Tips to Improve Memory and Concentration

The human brain is needy yet resilient.  Take away the toxins.  Provide the right nutrients and watch your brain function at Olympic levels.  Among the lifestyle factors that can heal the brain include:

Hormone Replacement

As we age, our hormone production declines.  When exposed to toxins our hormone production declines.  Deficiency of any hormone can lead to mental decline or depression.  DHEA, melatonin, testosterone, estrogen, pregnenolone, and more are among the hormones that can be replaced externally.  Work with your doctor trained in this area of expertise.

Toxin Removal

Americans are exposed to ridiculous levels of pollutants in our air, food, water, and through electro-magnetic fields.  Heavy metals, such as lead, mercury, aluminum, cadmium, and arsenic can affect mental performance.  Volatile organic chemicals, such as found in agriculture and industry can interfere with healthy brain function.  Eat organic when possible.  Make sure that you have a daily bowel movement to keep toxins moving out of your system.  Drink plenty of purified water from a purifier attached to your kitchen tap.  Use a far infrared sauna to help sweat the toxins out of your body.

Stress Reduction

The mind is built to withstand brief moments of stress.  The lion attacks and you “fight or flight.”  Yet, modern humans are exposed to endless sessions of stress.  Financial hardships, problems with the kids, marital issues, problems at work, tough commute, gut wrenching stories on TV news.  All combine to put the adrenals stuck on “emergency” mode.  Continuous flow of adrenaline will cause atrophy of the brain.
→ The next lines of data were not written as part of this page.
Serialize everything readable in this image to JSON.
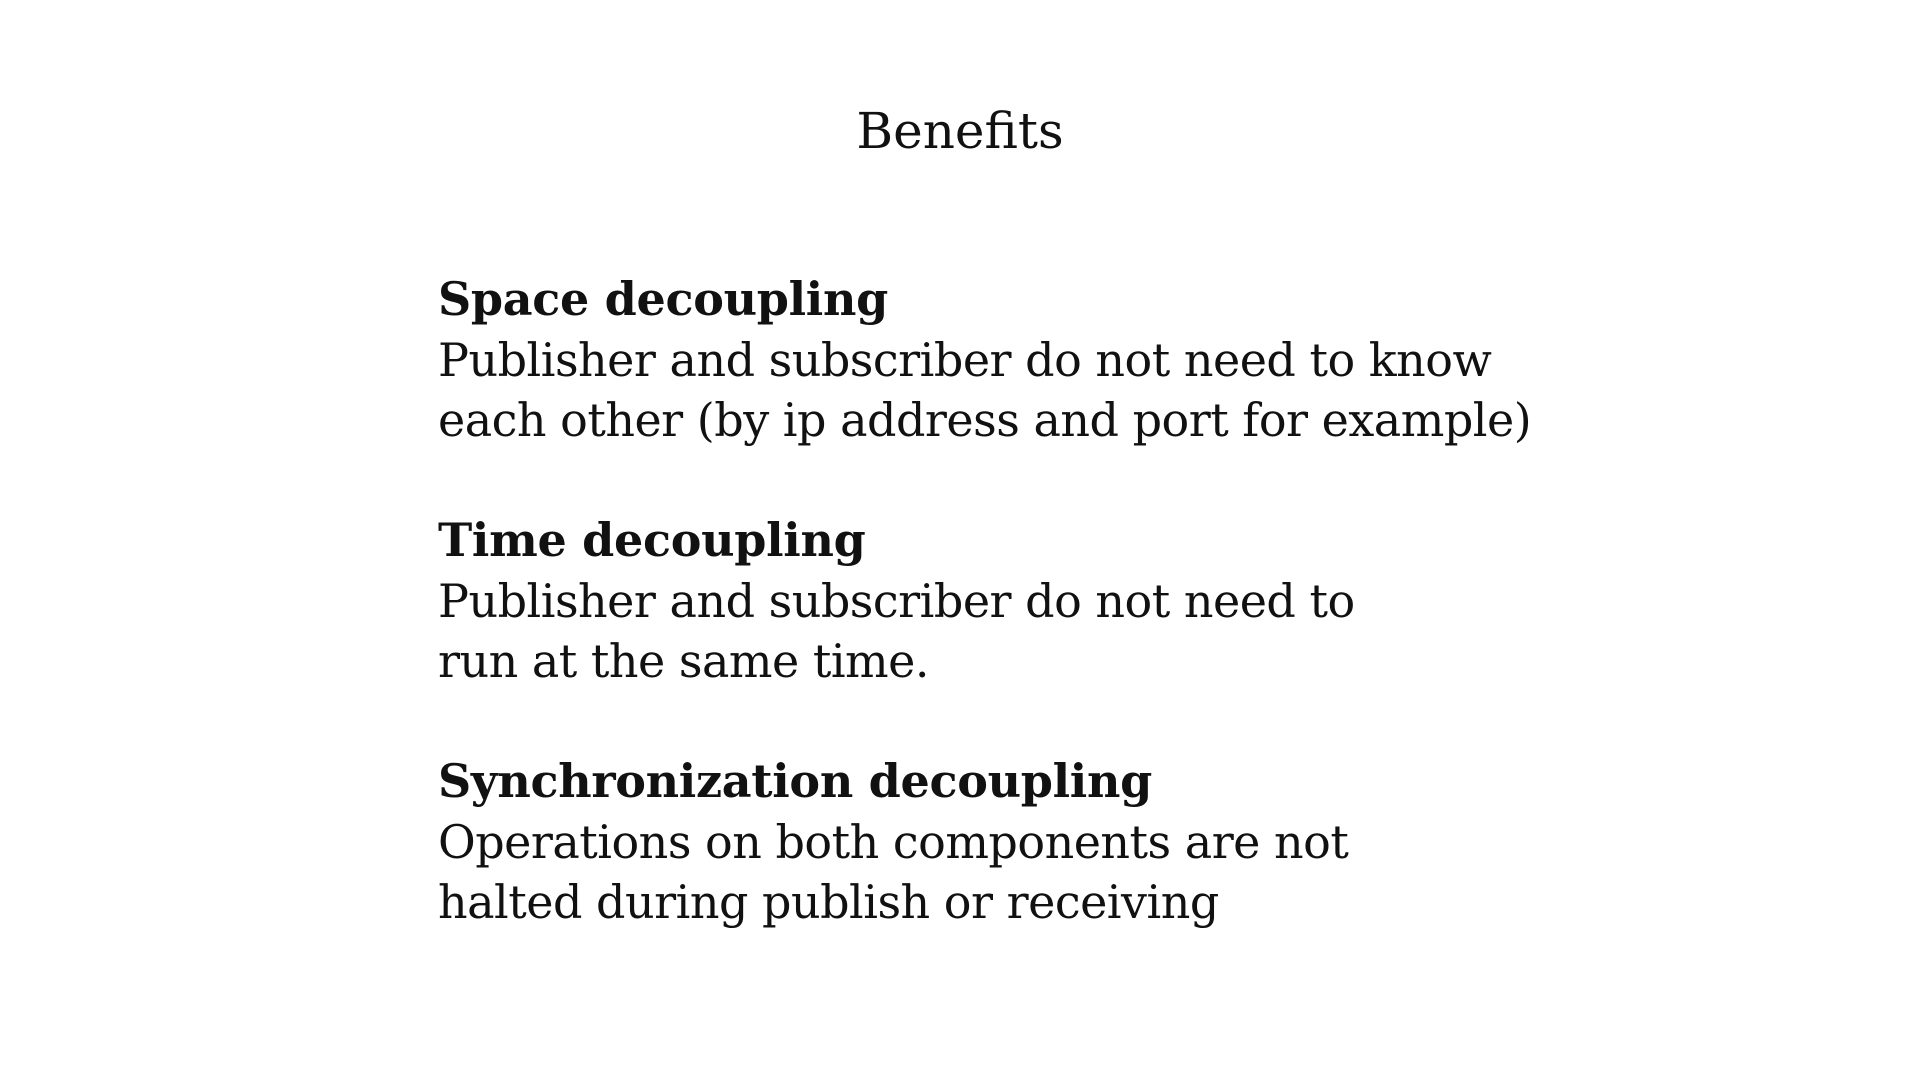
{
  "slide": {
    "title": "Benefits",
    "sections": [
      {
        "heading": "Space decoupling",
        "lines": [
          "Publisher and subscriber do not need to know",
          "each other (by ip address and port for example)"
        ]
      },
      {
        "heading": "Time decoupling",
        "lines": [
          "Publisher and subscriber do not need to",
          "run at the same time."
        ]
      },
      {
        "heading": "Synchronization decoupling",
        "lines": [
          "Operations on both components are not",
          "halted during publish or receiving"
        ]
      }
    ]
  }
}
Solutions include forgiveness, altruism, meditation, journaling, and means of calming down through nature.  To get more mileage out of your brain, give it a rest.

Restorative Sleep & Rest

Most Americans stagger around in a perpetual state of sleep deprivation.  Researchers have found that anything less than 8 hours of deep restorative sleep ages the body and brain.  Sleep deprived people exhibit elevated levels of inflammation, which is the beginning of most degenerative diseases.  If needed, use melatonin, tryptophan, kava, ashwaganda, and other non-addictive natural remedies to enhance your sleep.  A memory foam topper on your mattress may be the ticket to slumberland paradise.  Your mission is to wake up feeling rested.

Exercise Daily For Improved Focus

Humans are built for activity.  A Stanford professor wrote an article entitled “Are Dis-eases from Dis-use of the Body?”  Indeed, the list of health benefits from exercise boggles the imagination and sends shivers of envy through the drug industry.  Get 30 minutes of some form of exercise daily.  In doing so, you feed your brain and invigorate the body.

Incline Board to Help Nourish the Brain

The brain is at the top of our body and above the heart, which creates a gravity problem for feeding the brain adequate blood and oxygen.  One way to address this design issue is with a slant board.  Lay down on a board that is at a 45 degree angle with your head at the bottom and feet in a bar at the top of the board.  A Total Gym does this and much more.  This process nourishes the brain and strengthens the tiny blood vessels in the brain that will dictate whether you forget your own phone number or can stay mentally alert well into your retirement years.

WARNING.  If you are older or infirmed, then you need your doctor’s permission to use a slant board.  Otherwise tiny fragile capillaries in the brain could burst.

Insulin Resistance

Humans eat too much, too often, and the wrong foods.  The “too much” is easily seen in the 2/3 of Americans who are overweight.  The “wrong foods” shows up as a host of degenerative diseases: heart disease, hypertension, diabetes, renal failure, etc.  The “too often” shows up as insulin resistance.  The constant pounding of blood glucose and insulin at the cell membranes causes the cells to become resistant to insulin, which leads to diabetes (type 2), heart disease, Alzheimer’s, and a grocery list of ailments.

Intermittent Fasting

Humans are built to fast.  Our ancestors experienced frequent and lengthy fasts through the insecurity of our food supply.  Our bodies adapted to this fasting process and become healthier and younger in fasting.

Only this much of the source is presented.